A polarized photobleaching study of chromatin reorientation in intact nuclei

Abstract

Polarized fluorescence recovery after photobleaching (pFRAP) was used to monitor the effects that condensation, i.e. compaction and aggregation, have on the ([mu]s and ms) internal dynamics of chromatin in intact nuclei. When divalent cations were present with physiological ([approximate] 90 m) monovalent salt the chromatin was found to exist in a compact and aggregated state which was characterized by rotational immobilization over timescales that range from 10 microseconds to 40 milliseconds. This immobilization is attributed to suppression of internal dynamics by intermolecular interactions. When the divalent cations were removed, the compact fibers no longer aggregated and were free to reorient with a characteristic decay time of about 1.2 milliseconds.
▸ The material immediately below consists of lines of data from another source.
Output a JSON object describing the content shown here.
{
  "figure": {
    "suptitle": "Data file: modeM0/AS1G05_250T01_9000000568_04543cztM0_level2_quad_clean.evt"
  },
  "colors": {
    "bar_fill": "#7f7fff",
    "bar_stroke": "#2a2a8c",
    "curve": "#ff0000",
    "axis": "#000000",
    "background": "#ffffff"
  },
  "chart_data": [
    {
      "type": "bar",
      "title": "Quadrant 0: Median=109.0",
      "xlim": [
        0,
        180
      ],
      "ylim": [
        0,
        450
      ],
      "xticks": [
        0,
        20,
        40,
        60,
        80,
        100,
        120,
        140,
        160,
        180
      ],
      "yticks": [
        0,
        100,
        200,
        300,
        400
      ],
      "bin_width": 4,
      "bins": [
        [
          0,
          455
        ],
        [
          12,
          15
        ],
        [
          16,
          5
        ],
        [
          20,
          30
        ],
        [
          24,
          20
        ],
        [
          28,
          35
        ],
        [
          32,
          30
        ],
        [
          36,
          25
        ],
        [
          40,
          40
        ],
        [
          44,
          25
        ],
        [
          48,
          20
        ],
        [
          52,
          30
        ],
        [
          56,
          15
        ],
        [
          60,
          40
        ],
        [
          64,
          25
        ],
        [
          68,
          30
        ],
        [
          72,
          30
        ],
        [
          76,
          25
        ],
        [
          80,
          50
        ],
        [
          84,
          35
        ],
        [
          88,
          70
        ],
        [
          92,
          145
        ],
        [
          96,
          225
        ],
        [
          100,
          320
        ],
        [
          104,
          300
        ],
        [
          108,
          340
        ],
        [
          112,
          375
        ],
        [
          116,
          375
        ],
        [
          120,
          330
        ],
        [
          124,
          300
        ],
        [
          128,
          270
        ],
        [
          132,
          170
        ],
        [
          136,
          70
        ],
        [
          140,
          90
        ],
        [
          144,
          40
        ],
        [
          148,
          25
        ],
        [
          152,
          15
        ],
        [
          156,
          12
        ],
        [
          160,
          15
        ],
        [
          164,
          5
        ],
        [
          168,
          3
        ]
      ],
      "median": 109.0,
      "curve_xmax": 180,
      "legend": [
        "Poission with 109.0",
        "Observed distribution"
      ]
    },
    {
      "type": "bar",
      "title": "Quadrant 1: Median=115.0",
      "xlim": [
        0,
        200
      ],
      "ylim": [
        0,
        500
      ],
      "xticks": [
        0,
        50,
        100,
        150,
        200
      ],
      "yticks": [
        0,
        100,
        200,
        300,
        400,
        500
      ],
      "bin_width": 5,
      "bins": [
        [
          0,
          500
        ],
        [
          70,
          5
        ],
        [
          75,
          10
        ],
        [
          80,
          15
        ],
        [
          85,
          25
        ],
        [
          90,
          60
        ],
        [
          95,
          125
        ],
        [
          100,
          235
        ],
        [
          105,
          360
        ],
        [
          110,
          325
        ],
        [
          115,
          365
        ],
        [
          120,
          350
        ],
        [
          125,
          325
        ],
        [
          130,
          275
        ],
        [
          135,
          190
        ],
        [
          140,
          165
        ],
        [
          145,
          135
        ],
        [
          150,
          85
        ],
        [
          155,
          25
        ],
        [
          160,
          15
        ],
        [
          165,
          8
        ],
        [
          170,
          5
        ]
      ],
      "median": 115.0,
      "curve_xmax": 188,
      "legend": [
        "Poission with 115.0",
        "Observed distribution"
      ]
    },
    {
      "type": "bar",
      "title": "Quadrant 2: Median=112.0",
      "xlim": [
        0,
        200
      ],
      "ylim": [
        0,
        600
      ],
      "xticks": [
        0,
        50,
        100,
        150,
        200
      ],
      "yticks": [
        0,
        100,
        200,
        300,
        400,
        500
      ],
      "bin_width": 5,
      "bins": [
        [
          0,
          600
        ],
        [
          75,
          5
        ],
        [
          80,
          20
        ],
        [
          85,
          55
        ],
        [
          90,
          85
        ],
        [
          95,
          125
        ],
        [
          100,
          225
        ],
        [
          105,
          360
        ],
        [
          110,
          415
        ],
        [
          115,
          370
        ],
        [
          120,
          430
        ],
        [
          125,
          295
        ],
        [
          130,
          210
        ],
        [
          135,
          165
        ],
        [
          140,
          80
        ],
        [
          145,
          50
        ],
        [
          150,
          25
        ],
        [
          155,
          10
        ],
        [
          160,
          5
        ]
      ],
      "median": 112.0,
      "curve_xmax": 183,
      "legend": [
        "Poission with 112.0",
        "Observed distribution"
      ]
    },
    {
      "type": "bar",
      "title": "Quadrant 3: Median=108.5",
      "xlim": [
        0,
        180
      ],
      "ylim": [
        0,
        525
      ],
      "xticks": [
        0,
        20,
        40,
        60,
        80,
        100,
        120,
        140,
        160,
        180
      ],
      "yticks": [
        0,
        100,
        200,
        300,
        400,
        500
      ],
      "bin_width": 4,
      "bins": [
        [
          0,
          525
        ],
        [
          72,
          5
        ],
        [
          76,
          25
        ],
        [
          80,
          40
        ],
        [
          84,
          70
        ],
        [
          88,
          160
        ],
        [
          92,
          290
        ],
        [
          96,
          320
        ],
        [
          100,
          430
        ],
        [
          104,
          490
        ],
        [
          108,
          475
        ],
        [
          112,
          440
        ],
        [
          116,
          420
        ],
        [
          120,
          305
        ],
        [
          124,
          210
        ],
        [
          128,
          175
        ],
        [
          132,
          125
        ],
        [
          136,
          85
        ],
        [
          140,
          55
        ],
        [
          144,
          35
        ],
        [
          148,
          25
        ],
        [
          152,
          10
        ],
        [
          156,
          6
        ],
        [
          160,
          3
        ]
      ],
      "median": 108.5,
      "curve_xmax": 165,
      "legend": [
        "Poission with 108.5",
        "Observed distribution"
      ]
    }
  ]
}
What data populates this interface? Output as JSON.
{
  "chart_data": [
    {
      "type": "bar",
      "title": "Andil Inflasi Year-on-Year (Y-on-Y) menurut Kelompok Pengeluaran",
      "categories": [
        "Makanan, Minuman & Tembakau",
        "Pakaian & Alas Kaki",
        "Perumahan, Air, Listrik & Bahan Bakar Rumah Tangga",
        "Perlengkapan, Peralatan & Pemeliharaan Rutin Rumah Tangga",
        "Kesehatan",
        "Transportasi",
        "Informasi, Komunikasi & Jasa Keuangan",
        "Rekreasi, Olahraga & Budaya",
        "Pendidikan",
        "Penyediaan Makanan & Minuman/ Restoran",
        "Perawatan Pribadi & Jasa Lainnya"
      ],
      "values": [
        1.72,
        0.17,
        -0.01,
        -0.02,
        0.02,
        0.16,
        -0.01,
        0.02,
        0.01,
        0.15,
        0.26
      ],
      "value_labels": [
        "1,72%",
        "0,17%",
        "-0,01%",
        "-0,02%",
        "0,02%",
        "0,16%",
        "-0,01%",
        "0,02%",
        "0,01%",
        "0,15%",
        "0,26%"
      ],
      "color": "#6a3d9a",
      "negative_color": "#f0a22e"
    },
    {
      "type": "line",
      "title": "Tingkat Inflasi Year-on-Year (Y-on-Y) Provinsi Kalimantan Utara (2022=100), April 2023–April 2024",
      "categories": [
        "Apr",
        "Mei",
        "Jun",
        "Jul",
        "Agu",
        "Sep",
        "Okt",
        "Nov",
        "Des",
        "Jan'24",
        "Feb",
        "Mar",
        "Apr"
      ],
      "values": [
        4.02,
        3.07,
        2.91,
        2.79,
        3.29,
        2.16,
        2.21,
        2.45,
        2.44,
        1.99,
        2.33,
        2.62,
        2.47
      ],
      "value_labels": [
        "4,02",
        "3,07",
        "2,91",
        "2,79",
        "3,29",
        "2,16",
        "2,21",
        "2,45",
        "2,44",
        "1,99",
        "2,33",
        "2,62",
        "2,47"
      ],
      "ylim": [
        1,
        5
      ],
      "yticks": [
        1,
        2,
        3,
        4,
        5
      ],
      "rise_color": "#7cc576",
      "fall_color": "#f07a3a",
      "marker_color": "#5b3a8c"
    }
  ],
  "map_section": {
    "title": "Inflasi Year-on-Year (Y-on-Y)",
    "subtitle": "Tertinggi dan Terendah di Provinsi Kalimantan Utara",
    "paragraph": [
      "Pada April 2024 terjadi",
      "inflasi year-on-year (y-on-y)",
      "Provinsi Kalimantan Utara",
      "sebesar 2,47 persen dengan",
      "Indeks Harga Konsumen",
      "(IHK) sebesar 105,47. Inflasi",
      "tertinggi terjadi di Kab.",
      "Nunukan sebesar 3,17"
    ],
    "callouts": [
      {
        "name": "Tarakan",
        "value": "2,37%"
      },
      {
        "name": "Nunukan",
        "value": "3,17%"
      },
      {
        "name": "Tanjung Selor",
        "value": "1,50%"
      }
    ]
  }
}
It is shown that this millisecond relaxation could represent rigid rotation of topologically independent structural domains. Dilution of the monovalent salt induced a gradual change in the structural state of the chromatin that was manifest as a dramatic increase in internal flexibility. At the lowest salt concentration studied (11 m-monovalent salt) the chromatin reorients in fewer than ten microseconds. These changes in flexibility are continuous with salt concentration, indicating that there are no well-defined endpoints to structural transitions and that the microsecond-millisecond internal dynamics of chromatin are a sensitive measure of structure. Measurements made on nuclei from cells that are either transcriptionally quiescent or active indicate that the dynamics mirrors biological activity.